0

Jl Magelang 21 A,

“kebenaran yang tanpa strategi pastilah kalah melawan kebatilan yang terencana dengan baik,” Abah membuka kalimat sambutannya dalam pertemuan diskusi terbuka.

Malam ini, kediaman Abah di jalan Magelang dipenuhi aktivis lingkungan. Mereka yang hadir nampak bersemangat, dan memang mereka harus segera merumuskan sikap atas rencana Penguasa Kota membangun pusat perbelanjaan termegah bernama BENTOS.

Kehadiran mereka kali ini seolah menjadi titik kulminasi pengakuan eksistensi. Setelah sekian lama berjuang melestarikan lingkungan, akhirnya mereka dihadapkan lagi dengan suatu tantangan. Ya, tantangan dari para birokrat pemegang kebijakan yang terus ngotot membangun Mega Mall di areal terbuka hijau.

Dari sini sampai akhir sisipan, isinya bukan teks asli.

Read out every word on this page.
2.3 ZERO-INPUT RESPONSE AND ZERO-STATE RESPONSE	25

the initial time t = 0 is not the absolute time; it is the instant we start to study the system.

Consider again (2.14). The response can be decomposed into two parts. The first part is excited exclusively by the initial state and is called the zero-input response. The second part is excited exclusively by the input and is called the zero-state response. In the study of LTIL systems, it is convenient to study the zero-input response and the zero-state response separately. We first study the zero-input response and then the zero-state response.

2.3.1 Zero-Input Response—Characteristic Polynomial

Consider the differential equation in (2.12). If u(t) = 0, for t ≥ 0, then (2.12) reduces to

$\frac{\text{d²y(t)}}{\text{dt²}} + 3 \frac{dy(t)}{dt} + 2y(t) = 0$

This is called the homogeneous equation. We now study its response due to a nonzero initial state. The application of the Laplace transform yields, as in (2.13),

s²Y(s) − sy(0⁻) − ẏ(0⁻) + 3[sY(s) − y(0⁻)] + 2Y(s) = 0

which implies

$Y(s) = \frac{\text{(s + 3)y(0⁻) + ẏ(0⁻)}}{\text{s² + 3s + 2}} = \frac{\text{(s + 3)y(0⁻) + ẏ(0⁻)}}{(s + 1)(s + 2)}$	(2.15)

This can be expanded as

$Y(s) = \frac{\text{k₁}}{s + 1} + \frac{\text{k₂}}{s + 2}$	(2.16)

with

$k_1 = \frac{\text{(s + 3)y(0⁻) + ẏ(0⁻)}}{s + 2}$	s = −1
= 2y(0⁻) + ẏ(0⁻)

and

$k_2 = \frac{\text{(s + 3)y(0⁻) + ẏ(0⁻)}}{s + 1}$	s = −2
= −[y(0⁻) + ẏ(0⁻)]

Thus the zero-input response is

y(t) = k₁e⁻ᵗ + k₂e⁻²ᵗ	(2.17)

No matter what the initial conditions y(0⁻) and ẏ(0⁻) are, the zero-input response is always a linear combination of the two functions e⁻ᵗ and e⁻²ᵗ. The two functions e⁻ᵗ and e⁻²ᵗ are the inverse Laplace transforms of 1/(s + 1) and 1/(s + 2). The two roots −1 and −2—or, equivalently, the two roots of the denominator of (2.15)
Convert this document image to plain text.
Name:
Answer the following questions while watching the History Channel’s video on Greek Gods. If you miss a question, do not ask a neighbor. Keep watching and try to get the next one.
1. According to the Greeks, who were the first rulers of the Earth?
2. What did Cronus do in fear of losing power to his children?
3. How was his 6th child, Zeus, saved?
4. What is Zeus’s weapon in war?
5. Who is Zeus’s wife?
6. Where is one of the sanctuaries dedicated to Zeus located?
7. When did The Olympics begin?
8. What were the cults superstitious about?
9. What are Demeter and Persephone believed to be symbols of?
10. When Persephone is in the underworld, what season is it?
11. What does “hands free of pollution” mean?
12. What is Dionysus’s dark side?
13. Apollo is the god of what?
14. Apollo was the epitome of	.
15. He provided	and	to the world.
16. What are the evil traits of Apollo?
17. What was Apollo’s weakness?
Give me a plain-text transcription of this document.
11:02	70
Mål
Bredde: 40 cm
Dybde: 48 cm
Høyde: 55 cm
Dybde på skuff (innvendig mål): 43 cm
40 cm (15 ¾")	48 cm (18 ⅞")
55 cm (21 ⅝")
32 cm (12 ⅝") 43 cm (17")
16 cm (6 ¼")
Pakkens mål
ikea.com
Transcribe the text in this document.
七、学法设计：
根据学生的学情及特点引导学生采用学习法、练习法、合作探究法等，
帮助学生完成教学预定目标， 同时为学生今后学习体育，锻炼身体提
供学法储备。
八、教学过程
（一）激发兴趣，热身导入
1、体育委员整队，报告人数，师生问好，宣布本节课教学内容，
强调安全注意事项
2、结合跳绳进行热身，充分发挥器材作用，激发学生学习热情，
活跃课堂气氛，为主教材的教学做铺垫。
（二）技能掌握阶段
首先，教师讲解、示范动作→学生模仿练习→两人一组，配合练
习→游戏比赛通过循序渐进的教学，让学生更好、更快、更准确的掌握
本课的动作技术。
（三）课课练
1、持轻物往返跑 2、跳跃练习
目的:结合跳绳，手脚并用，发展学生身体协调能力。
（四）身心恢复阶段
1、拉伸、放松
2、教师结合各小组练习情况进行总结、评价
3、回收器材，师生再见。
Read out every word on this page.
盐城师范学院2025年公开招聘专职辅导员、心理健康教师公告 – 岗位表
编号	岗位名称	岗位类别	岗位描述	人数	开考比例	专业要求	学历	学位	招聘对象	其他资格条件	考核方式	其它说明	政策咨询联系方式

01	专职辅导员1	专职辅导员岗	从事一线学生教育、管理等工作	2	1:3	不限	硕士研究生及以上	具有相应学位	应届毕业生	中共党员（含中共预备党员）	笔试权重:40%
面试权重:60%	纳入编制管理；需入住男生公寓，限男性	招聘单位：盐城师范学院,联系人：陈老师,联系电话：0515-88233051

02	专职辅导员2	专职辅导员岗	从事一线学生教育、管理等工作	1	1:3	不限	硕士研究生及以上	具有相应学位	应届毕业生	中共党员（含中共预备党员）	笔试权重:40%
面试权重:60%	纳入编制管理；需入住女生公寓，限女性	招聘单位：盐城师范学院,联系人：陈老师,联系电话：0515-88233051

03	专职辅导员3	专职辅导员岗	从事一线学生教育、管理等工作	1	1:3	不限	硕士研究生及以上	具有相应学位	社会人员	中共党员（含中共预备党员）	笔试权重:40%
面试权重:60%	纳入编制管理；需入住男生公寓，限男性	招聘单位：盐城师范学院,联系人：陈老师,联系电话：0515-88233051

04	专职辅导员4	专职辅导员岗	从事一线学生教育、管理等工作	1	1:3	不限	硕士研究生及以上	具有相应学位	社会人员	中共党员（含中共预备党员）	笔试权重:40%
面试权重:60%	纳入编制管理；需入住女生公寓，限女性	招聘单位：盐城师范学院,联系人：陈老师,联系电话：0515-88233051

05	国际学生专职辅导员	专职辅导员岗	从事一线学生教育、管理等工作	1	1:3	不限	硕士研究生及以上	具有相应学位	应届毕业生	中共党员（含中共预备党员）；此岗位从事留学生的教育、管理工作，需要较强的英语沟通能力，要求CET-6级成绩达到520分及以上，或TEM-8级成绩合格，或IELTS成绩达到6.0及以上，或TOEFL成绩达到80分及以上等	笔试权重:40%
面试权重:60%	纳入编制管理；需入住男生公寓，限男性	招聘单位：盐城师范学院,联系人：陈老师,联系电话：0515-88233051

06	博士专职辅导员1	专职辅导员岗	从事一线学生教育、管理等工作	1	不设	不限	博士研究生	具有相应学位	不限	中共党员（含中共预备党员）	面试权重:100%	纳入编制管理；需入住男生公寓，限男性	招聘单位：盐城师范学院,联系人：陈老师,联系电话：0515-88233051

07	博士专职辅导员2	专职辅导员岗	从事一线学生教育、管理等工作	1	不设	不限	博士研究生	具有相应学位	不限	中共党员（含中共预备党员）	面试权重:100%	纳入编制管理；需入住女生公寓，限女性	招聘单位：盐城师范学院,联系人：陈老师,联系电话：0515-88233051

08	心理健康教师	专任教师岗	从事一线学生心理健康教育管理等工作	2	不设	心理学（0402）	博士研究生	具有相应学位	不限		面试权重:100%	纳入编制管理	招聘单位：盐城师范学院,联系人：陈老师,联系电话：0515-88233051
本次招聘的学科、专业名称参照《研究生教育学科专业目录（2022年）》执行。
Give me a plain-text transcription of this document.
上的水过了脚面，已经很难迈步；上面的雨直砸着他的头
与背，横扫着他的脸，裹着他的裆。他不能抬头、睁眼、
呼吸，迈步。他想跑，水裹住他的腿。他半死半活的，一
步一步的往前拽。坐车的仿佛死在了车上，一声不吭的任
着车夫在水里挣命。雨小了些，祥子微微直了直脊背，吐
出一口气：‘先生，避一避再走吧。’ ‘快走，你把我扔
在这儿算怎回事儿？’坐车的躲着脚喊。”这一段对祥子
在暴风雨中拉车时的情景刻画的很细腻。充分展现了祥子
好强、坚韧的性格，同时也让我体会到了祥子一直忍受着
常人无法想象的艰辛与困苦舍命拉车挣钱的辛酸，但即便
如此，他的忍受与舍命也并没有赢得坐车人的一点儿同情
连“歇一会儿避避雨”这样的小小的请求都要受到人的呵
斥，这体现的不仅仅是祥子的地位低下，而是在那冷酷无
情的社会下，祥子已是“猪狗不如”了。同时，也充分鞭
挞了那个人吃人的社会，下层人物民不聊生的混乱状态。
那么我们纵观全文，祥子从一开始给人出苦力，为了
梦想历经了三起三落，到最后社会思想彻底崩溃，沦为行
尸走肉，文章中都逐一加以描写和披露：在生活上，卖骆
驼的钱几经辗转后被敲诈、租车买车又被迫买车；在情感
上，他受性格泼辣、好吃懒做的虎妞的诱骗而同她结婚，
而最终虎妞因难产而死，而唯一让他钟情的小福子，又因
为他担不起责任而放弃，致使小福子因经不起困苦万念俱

Di halaman rumah yang cukup luas itu, lebih dari seratus orang telah hadir. Mereka duduk bersila di atas karpet yang terbentang berjajar. Obrolan mereka pun terlihat gayeng dan bersahaja, walau hanya diterangi bohlam-bohlam yang tak terang beserta puluhan nyala lilin yang bergoyang ringkih terombang-ambing angin. Dengan niatan yang masif, dinginnya udara terbuka yang menyentuhi kulit masing-masing takkan mampu membuat mereka bergeming.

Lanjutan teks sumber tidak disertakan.